Home Dal giornale Il museo dei trattori di Filippo Giardi “accende” (idealmente) i motori

Il museo dei trattori di Filippo Giardi “accende” (idealmente) i motori

da Alessandro Carli

La risposta a una delle frasi più celebri della letteratura mondiale – “Lasciate ogni speranza voi ch’entrate” è il nono verso del Canto III e fa riferimento all’iscrizione posta sulla porta dell’Inferno – è dipinta sulla parete di ingresso del Museo dei ricordi, un progetto che Filippo Giardi ha iniziato a pensare 15 anni fa e che entro la fine del 2024 verrà inaugurato. La poesia si intitola “Radghi” e gira così: “Da Cayboy e vèin Giardòun, / sal su radghi e tradizioun / e l’ha arcolt at sta cantèina / tota la vita cuntadèina, / per trasmeta, sa sti / arnés tot l’amòr / pri e nostr Paes”.

Tre lustri per vedere nascere una passione, un ricordo da donare alla comunità. “Assieme a Ezio Bartolini ho lavorato per realizzare il Museo della Civiltà Contadina e delle Tradizioni di Montecchio, sede del Consorzio Terra di San Marino” esordisce Filippo. “Alcuni oggetti esposti alla Casa di Fabrica li ho portati io”. Non un “doppione”, precisa Filippo, ma “un museo complementare” dove trovano spazio soprattutto “i trattori e i carretti antichi. Uno è datato 1850”. Sulle mensole attaccate alle pareti sono custoditi alcuni oggetti: “In alcune ho posizionato una serie di oggetti da falegname, in altre quelli che servivano a fare il vino, in altre invece gli arnesi per lo zolfo”.

Gli occhi di Filippo però si riempiono di luce quando incontrano i trattori: “Il più vecchio è dal 1924, il più recente degli anni Cinquanta. Li ho acquistati tutti in Italia” racconta mentre cammina verso un John Deere. “La prima caratteristica che salta agli occhi di queste macchine statunitensi è che sin dal primo modello prodotto i colori non sono mai cambiati: carrozzeria verde, scritte e ruote gialle. Dal punto di vista meccanico invece, se paragonate a quelle italiane, erano davvero all’avanguardia. Negli USA erano avanti di 20 anni rispetto a noi”.

Quasi tutti i trattori sono dotati di ruote. Quasi tutti. Qualcuno no. “Ho qualche modello cingolato, molto indicato per le zone collinari come le nostre, soprattutto dal punto di vista della sicurezza. Quelli a ruote sono a trazione posteriore e nei campi potevano creare qualche problema di stabilità.

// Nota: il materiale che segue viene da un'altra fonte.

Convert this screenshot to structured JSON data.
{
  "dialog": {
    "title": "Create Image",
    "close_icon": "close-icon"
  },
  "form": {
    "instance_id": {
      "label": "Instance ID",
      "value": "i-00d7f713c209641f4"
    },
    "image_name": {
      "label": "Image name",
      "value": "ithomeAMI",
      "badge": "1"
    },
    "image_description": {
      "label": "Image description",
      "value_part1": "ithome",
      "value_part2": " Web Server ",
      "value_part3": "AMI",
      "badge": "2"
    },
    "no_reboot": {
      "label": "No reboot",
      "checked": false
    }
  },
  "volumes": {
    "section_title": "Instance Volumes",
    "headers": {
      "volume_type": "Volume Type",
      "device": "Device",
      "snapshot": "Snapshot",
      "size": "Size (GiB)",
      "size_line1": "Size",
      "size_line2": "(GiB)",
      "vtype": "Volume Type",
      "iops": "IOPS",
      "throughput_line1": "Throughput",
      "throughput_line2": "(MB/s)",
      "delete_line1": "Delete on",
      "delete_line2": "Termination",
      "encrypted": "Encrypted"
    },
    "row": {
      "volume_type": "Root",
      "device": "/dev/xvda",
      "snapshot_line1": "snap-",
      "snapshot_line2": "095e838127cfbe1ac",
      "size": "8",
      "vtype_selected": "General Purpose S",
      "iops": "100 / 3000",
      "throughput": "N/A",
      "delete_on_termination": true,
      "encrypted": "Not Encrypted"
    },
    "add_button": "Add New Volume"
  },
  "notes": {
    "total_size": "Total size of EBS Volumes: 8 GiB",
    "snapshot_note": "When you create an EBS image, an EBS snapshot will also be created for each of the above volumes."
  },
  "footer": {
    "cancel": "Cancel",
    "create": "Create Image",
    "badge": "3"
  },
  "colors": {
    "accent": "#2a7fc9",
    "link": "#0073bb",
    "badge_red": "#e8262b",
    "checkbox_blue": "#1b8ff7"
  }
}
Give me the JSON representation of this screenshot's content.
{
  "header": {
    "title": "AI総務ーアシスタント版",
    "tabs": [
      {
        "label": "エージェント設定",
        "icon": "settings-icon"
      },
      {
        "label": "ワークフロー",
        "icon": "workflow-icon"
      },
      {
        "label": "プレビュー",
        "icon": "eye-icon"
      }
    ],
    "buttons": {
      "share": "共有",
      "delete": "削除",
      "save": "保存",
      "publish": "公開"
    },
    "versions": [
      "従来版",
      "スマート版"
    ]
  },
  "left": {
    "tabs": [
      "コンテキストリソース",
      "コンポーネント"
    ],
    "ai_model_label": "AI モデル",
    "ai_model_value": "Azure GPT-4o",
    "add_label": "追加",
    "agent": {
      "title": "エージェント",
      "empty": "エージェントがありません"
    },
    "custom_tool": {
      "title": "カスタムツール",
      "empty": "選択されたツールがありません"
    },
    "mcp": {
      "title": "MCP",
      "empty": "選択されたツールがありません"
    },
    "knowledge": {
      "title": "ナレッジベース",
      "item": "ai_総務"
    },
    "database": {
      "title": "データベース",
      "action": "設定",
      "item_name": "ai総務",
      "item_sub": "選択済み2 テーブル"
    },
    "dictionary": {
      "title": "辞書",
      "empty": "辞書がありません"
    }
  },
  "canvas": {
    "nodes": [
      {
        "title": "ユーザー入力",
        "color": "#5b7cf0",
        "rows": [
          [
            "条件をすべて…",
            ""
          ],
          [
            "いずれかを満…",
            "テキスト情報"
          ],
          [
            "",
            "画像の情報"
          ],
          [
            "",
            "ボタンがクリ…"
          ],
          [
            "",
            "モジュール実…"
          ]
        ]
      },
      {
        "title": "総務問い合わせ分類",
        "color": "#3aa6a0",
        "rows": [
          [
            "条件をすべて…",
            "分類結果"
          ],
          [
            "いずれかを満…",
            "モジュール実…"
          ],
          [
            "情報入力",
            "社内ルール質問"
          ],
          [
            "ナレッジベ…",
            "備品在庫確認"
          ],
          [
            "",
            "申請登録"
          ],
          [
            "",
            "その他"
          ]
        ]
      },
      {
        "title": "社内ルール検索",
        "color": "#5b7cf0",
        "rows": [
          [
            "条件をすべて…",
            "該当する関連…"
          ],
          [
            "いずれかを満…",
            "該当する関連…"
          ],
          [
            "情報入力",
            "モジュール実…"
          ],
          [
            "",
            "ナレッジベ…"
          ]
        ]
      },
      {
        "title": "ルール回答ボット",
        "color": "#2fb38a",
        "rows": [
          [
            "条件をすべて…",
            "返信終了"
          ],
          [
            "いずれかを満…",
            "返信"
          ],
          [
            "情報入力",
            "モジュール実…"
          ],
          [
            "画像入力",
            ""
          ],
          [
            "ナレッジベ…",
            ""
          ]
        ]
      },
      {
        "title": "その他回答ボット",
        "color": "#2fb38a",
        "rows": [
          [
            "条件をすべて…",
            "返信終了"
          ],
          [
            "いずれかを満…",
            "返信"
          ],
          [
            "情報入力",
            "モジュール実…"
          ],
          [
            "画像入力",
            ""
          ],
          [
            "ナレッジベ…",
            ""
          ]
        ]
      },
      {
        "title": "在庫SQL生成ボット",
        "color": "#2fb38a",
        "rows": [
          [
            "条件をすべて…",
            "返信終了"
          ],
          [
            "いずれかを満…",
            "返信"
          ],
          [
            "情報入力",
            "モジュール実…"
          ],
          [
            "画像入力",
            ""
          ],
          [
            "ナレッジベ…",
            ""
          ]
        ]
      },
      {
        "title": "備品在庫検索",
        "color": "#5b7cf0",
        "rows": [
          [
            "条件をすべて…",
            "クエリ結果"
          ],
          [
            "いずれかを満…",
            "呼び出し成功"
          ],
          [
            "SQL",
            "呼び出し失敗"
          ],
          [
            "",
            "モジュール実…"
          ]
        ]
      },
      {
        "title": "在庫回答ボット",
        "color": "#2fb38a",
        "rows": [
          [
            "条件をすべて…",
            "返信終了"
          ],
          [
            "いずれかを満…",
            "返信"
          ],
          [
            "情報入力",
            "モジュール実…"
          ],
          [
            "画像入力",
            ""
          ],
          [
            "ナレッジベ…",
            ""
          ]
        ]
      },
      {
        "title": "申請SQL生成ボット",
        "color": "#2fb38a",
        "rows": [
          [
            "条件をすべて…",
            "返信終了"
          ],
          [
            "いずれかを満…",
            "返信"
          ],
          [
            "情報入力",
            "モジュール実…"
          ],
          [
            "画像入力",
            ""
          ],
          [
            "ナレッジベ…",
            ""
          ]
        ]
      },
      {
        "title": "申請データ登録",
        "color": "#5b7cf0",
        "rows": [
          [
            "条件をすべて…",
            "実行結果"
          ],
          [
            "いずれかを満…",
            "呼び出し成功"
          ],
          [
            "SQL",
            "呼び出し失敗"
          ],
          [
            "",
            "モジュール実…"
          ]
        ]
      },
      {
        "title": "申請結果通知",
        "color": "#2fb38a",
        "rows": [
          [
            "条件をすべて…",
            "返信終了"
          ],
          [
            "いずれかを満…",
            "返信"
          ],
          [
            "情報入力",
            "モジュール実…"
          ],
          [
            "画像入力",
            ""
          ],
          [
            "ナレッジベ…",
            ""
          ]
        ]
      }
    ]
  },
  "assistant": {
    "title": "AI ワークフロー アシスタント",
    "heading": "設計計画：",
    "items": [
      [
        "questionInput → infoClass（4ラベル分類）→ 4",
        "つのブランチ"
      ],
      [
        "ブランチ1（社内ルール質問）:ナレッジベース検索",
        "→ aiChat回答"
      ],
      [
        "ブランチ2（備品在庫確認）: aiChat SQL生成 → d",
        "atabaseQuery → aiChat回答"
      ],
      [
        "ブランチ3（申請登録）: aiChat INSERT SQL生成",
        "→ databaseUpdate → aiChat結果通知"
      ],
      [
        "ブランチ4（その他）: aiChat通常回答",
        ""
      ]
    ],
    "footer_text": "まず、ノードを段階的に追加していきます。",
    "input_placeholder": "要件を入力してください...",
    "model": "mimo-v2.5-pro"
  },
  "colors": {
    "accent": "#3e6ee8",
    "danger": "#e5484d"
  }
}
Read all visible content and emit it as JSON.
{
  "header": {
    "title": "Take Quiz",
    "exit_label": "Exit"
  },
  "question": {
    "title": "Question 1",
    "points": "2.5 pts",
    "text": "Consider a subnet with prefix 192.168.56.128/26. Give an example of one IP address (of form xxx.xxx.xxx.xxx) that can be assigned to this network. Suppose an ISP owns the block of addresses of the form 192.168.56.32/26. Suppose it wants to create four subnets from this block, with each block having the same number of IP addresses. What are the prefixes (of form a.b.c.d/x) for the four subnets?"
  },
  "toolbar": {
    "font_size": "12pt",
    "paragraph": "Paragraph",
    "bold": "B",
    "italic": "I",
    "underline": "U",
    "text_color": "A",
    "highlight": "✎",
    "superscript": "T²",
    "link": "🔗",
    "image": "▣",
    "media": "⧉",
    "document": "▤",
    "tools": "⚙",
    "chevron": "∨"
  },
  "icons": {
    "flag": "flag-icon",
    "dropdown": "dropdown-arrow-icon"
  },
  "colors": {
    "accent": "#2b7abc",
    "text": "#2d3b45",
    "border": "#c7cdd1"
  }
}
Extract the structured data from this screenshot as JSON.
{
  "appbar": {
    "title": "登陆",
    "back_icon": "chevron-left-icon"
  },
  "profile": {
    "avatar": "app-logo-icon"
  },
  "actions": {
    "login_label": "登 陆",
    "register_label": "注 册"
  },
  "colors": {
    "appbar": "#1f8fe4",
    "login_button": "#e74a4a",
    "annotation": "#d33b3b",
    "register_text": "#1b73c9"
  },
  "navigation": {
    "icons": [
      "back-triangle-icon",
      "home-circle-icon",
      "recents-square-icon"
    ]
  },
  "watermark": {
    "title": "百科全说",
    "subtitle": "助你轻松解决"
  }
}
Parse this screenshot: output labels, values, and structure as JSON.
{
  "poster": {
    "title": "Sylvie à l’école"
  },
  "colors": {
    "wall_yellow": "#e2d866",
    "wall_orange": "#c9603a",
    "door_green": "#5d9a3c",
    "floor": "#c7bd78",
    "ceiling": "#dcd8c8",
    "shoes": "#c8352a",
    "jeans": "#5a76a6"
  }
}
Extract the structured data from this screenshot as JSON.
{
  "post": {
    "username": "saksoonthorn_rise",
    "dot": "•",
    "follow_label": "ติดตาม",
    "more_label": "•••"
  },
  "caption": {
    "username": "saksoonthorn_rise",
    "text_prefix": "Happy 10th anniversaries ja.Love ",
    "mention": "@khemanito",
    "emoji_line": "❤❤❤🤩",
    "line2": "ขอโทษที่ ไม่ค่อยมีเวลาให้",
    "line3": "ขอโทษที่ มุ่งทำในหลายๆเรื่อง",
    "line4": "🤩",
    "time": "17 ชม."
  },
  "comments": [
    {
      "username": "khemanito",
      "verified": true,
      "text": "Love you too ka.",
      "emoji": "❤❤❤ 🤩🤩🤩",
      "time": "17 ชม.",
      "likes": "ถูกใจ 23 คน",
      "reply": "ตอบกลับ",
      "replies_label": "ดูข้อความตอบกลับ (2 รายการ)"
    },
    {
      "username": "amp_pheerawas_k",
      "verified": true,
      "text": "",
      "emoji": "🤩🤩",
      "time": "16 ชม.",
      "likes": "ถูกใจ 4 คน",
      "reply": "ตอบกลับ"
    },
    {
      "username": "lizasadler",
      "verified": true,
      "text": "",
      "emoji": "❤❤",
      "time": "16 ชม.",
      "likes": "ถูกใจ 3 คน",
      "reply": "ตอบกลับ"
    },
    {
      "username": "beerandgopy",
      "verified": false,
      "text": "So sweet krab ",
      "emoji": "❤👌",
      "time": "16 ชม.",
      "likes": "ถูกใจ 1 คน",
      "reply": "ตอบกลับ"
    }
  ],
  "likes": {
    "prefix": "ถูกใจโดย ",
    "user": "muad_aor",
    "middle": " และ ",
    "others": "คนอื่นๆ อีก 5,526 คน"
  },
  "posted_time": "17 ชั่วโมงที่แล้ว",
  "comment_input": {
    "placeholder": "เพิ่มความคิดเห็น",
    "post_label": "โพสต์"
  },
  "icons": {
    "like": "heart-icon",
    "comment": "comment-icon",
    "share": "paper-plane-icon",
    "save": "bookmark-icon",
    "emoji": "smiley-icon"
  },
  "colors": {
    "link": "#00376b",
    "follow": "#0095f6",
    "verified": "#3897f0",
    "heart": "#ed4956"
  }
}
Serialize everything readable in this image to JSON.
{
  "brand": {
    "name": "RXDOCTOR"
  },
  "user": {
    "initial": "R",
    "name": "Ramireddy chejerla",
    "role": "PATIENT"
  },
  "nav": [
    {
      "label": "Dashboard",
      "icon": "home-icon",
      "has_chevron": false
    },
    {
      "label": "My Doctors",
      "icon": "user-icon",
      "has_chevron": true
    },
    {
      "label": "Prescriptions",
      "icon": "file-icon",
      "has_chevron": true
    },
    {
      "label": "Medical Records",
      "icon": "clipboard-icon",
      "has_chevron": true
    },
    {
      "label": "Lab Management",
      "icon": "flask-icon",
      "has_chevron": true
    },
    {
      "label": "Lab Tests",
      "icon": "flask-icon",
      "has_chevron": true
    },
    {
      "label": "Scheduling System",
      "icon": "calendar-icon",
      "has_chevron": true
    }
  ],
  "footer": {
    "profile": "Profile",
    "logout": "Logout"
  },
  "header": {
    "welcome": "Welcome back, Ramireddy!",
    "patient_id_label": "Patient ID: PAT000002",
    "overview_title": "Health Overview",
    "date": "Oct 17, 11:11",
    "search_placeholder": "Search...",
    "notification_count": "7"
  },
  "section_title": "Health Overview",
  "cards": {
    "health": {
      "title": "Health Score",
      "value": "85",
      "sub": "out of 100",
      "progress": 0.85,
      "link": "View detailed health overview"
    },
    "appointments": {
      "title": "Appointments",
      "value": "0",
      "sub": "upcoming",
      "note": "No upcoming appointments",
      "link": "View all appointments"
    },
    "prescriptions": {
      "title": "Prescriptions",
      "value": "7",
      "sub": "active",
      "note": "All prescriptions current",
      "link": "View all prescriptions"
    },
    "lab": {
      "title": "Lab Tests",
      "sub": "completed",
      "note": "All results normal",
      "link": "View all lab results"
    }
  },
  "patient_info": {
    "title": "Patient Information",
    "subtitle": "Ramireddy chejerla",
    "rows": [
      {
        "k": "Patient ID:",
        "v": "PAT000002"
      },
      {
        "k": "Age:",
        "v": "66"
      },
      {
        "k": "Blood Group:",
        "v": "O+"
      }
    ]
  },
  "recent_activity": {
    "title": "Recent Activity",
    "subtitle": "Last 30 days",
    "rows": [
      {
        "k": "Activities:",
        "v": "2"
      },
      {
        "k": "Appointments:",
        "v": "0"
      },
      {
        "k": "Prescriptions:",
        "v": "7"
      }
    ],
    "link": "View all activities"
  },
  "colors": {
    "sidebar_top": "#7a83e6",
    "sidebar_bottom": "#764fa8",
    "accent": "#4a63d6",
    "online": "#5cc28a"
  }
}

I cingoli invece hanno più superficie calpestabile e si muovono meglio tra le zolle e i calanchi”.  

Assieme ai John Deere, qualche modello italiano: Oto Melara, Cugini Randi (un’azienda artigianale di Bagnacavallo attiva nel comparto della produzione di macchine agricole, costituita alla fine della seconda guerra mondiale), Fiat (“Il modello 25R diesel del 1956 era di mio babbo, lo ha acquistato nell’anno in cui sono nato”), Landini. Il leggendario Landini “testacalda”, uno dei grandi tesori meccanici della motor-valley, l’Emilia-Romagna. Il motore a “testa calda” è così chiamato in quanto la combustione della miscela che avviene al suo interno è innescata dall’alta temperatura mantenuta in una parte della camera di combustione, la calotta, posta dentro la testa del cilindro. “Per metterlo in moto” racconta Filippo “serviva la fiamma”.

Prima di uscire, lo sguardo “si appoggia” su un tavolino in legno e una vetrina. “Ho pensato anche a uno spazio per i più piccoli: ho messo in esposizione una serie di trattori in scala e un angolo per giocare”. Sul tavolo appaiono un mini covone di paglia, un carretto miniaturizzato e un paio di locomotive storiche. “Locomotive a vapore, tutte funzionanti, che emettono il caratteristico pennacchio di fumo”.